As part of the settlement, Park Police agreed to ‘update and clarify’ policies regarding demonstrations, with changes like requiring officers to wear badges and nameplates in public view, including on tactical gear and helmets
Following the inspector general’s probe, a federal judge dismissed the protesters claims against Trump, due to a lack of evidence that he coordinated the incident with cabinet members Mark Esper, then the Defense Secretary, and former Attorney General Bill Barr.
In the report, Greenblatt also remarked it was likely police had issued warnings before engaging with demonstrators, but that amid the chaos, protesters had not heard the officers’ words
He also asserted that Secret Service agents, who also participated in the clearing of demonstrators, advanced on the park before Park Police were able to issue their warnings.
He also determined that it was Washington, DC, police who initially fired tear gas at the protesters, taking Park Police by surprise.
That lack of synergy between the two departments appeared to be an issue officials sought to address with the policy changes, which outlined how law enforcement agencies should cooperate with one another when faced with such an incident.
The Secret Service, which reported one of its agents had used pepper spray on protesters during the June 2020 incident, agreed to include language in the new guidance that discourages ‘blanket’ use-of-force to dispel a crowd, in a revision of a previous policy.

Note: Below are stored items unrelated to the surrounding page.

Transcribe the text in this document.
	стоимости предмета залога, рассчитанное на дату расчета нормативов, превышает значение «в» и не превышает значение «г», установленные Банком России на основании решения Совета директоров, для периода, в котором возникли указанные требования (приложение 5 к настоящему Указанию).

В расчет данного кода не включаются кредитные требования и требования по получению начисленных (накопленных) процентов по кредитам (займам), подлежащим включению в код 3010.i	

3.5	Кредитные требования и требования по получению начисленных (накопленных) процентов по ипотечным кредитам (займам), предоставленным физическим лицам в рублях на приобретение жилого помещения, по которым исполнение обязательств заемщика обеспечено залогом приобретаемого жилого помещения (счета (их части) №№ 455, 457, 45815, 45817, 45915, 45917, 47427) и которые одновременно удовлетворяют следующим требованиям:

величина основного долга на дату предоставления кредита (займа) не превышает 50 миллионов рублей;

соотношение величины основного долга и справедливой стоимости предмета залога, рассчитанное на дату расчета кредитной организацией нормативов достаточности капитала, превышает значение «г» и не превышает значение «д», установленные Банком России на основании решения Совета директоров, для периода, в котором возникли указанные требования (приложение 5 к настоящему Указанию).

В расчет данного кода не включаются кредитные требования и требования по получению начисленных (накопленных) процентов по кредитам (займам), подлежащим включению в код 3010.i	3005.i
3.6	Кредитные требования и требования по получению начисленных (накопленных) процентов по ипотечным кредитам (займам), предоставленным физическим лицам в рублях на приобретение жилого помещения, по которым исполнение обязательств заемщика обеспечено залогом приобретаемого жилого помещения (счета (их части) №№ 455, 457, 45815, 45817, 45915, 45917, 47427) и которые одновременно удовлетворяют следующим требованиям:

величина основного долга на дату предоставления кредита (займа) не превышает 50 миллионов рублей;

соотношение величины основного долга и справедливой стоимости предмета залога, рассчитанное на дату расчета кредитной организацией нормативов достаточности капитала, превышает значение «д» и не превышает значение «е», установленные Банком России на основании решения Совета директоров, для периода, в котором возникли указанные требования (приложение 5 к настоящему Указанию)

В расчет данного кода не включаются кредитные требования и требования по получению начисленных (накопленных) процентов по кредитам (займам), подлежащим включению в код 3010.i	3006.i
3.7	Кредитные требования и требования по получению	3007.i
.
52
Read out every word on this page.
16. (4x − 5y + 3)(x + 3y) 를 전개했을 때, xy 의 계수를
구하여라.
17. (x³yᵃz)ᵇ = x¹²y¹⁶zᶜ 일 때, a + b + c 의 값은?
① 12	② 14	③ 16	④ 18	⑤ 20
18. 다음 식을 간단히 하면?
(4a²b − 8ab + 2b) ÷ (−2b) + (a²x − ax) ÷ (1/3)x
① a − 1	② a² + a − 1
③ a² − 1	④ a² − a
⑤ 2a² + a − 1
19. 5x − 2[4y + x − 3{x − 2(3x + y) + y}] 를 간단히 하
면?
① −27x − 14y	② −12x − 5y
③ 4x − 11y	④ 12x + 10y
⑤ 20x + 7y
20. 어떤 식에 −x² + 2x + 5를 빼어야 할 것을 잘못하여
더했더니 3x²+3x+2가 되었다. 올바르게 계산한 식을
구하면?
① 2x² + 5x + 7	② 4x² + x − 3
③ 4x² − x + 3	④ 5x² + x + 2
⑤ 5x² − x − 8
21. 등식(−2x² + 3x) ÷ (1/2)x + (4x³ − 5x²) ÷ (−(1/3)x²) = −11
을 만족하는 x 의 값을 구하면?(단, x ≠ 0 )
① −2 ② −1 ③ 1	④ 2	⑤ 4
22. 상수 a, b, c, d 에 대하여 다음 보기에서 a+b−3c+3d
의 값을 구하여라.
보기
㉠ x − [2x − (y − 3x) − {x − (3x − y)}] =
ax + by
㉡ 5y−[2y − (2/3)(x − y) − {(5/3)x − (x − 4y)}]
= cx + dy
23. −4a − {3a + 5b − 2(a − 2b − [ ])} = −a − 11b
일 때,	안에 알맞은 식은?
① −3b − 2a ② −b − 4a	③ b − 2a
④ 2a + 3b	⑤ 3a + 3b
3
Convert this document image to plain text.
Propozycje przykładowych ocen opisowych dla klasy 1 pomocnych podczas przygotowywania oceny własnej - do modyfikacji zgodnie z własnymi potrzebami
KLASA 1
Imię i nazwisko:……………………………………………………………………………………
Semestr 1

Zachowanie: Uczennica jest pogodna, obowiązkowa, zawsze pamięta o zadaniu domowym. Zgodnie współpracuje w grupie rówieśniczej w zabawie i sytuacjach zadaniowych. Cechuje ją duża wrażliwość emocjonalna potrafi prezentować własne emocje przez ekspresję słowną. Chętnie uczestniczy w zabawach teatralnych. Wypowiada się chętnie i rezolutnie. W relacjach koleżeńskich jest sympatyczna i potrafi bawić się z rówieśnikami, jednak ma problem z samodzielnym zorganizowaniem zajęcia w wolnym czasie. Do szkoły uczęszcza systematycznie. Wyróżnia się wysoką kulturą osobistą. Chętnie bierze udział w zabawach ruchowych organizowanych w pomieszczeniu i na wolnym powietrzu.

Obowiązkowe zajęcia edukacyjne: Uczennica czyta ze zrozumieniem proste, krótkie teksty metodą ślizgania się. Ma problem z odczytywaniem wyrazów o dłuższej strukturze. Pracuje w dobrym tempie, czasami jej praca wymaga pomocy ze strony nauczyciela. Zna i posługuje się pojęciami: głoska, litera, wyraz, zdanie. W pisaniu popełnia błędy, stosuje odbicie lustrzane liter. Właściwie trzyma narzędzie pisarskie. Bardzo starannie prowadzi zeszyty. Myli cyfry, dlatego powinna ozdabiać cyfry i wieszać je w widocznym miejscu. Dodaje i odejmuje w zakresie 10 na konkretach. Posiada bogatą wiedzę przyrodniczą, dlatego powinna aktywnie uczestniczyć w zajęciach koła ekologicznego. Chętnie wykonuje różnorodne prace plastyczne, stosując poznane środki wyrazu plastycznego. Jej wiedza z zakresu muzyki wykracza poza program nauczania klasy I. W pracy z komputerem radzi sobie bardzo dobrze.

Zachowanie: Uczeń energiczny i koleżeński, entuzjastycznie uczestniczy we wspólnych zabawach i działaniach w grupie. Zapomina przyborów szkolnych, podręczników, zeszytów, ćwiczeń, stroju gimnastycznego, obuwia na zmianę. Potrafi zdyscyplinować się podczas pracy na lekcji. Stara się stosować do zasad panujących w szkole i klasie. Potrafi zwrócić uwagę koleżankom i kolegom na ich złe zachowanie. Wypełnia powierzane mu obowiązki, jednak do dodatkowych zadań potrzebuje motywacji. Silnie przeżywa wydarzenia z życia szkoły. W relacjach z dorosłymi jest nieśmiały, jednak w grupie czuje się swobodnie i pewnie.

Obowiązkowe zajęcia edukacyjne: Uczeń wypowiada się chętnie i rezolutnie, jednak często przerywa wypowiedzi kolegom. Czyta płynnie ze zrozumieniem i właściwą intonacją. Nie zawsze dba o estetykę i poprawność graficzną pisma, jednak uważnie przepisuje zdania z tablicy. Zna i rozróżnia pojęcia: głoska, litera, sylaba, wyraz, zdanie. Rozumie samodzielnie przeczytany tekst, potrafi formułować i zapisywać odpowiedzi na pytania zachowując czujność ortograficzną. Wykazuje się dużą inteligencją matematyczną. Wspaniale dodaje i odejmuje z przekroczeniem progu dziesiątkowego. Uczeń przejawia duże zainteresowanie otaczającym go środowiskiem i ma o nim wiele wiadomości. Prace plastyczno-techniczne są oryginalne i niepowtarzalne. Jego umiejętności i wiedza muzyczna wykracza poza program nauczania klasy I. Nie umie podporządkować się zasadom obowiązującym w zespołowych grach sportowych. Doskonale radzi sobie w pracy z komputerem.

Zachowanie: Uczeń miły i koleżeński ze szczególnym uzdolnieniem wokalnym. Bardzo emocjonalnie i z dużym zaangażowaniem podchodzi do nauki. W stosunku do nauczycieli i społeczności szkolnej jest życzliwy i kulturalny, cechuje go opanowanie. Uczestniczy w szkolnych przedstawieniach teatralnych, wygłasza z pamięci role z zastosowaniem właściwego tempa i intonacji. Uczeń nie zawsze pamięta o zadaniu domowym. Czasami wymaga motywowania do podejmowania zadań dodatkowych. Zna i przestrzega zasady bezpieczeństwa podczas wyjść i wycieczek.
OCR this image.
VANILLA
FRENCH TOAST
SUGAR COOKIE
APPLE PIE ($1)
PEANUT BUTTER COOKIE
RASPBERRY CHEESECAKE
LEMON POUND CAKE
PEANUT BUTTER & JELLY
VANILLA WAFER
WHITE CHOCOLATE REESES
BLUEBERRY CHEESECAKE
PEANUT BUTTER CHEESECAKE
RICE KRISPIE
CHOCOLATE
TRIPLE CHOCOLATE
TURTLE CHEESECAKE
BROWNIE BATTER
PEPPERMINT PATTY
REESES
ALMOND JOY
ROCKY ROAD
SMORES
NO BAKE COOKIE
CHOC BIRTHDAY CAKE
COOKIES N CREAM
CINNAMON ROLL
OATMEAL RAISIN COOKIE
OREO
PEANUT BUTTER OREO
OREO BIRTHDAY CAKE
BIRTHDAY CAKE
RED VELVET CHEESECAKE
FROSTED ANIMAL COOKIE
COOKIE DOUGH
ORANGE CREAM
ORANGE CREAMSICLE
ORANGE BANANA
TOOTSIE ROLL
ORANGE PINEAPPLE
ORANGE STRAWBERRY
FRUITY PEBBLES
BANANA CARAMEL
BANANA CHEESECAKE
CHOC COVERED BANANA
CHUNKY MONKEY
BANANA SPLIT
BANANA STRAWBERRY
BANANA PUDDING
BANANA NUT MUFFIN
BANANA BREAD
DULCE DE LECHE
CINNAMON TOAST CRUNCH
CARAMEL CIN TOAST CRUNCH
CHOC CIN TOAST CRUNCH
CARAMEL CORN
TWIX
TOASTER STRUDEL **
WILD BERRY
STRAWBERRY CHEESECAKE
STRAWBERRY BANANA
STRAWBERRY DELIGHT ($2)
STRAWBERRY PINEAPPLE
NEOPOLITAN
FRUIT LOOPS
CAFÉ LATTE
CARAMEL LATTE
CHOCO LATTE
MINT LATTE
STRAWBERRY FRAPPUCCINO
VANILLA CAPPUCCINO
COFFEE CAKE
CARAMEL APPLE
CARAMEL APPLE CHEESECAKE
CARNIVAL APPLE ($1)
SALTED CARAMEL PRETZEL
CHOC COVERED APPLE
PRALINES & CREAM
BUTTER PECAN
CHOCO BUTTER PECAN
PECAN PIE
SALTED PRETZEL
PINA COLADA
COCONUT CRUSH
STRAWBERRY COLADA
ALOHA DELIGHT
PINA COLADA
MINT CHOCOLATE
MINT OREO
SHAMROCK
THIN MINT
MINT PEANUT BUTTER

Also part of the deal is that Park Police will also be barred from donning tactical gear such as gas masks and riot shields at protests unless approved by a superior officer
The agreement resolves civil claims filed by the unnamed plaintiffs after hundreds of protesters were forcefully ushered out of the square by police, who thrust pepper balls and flash-bangs at the reportedly peaceful demonstrators
‘The fact that some individuals in a crowd have engaged in unlawful conduct does not normally provide blanket grounds for use-of-force countermeasures, crowd dispersal, or declaration of an unlawful assembly,’ the new policy will state, a copy of the settlement revealed.
Also part of the agreement is the stipulation that the plaintiffs, including Black Lives Matter D.C. and others who engaged in the protests, agree to dismiss their claims against the agencies.
The settlement therefore does not resolve the plaintiffs’ claims against police commanders and officers, alleging they used excessive force to disperse the protests, the ACLU said in the statement announcing the accord.
‘Those responsible for giving the order and carrying out this injustice still need to be held accountable,’ Yvonne Slosarski, a spokeswoman for the ACLU in DC, told Bloomberg in an email Wednesday following the DOJ’s announcement.
‘We will continue fighting for damages for the clients and all the protesters involved in this horrific assault on unprovoked protesters.’
National Park Service Director Chuck Sams, meanwhile, said Wednesday that he is hopeful that the new guidelines on officers from his agency would serves as a model for the future disbursal of other demonstrations.
‘It is good for the public and good for our officers,’ Sams said in a statement Wednesday. ‘The United States Park Police is committed to ensuring people can gather safely to express our most fundamental and cherished right to free speech.’